A domain-trained small language model has outperformed frontier large language models on legal contract extraction while slashing inference costs by up to 97%, according to new research published on arXiv.

The study tested Olava Extract, a self-hosted legal domain Mixture of Experts model, against five unnamed frontier models on structured contract extraction tasks. Olava Extract achieved a macro F1 score of 0.812 and micro F1 of 0.842, the strongest aggregate performance in the study.

The specialized model also delivered the highest precision scores, producing fewer hallucinated and unsupported extractions than the larger models. This distinction matters in legal workflows where AI hallucinations create operational risk and increase downstream review burden for lawyers.

Cost efficiency drives adoption

Inference costs dropped between 78% and 97% compared to the frontier models tested. The research suggests that high-performing legal AI no longer requires the largest externally hosted models or massive infrastructure spending.
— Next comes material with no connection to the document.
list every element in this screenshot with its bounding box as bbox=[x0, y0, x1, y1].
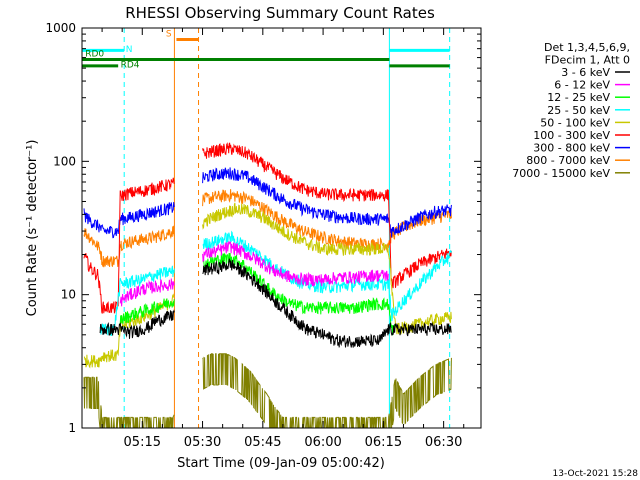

The findings challenge assumptions about enterprise AI capability being tied to ever-larger models and centralized cloud providers. Domain-specific training appears to deliver superior results at a fraction of the cost for specialized use cases like contract analysis.

Legal AI companies like Harvey and Spellbook have raised significant funding to build AI tools for law firms. This research suggests smaller, specialized models could provide a more cost-effective path to deployment.

The paper was authored by researchers Nicole Lincoln, Nick Whitehouse, Jaron Mar, and Rivindu Perera. The study focused specifically on structured data extraction from legal contracts rather than general legal reasoning tasks.

The research indicates that commercially valuable enterprise AI applications may not require the computational resources of frontier models when properly trained on domain-specific data.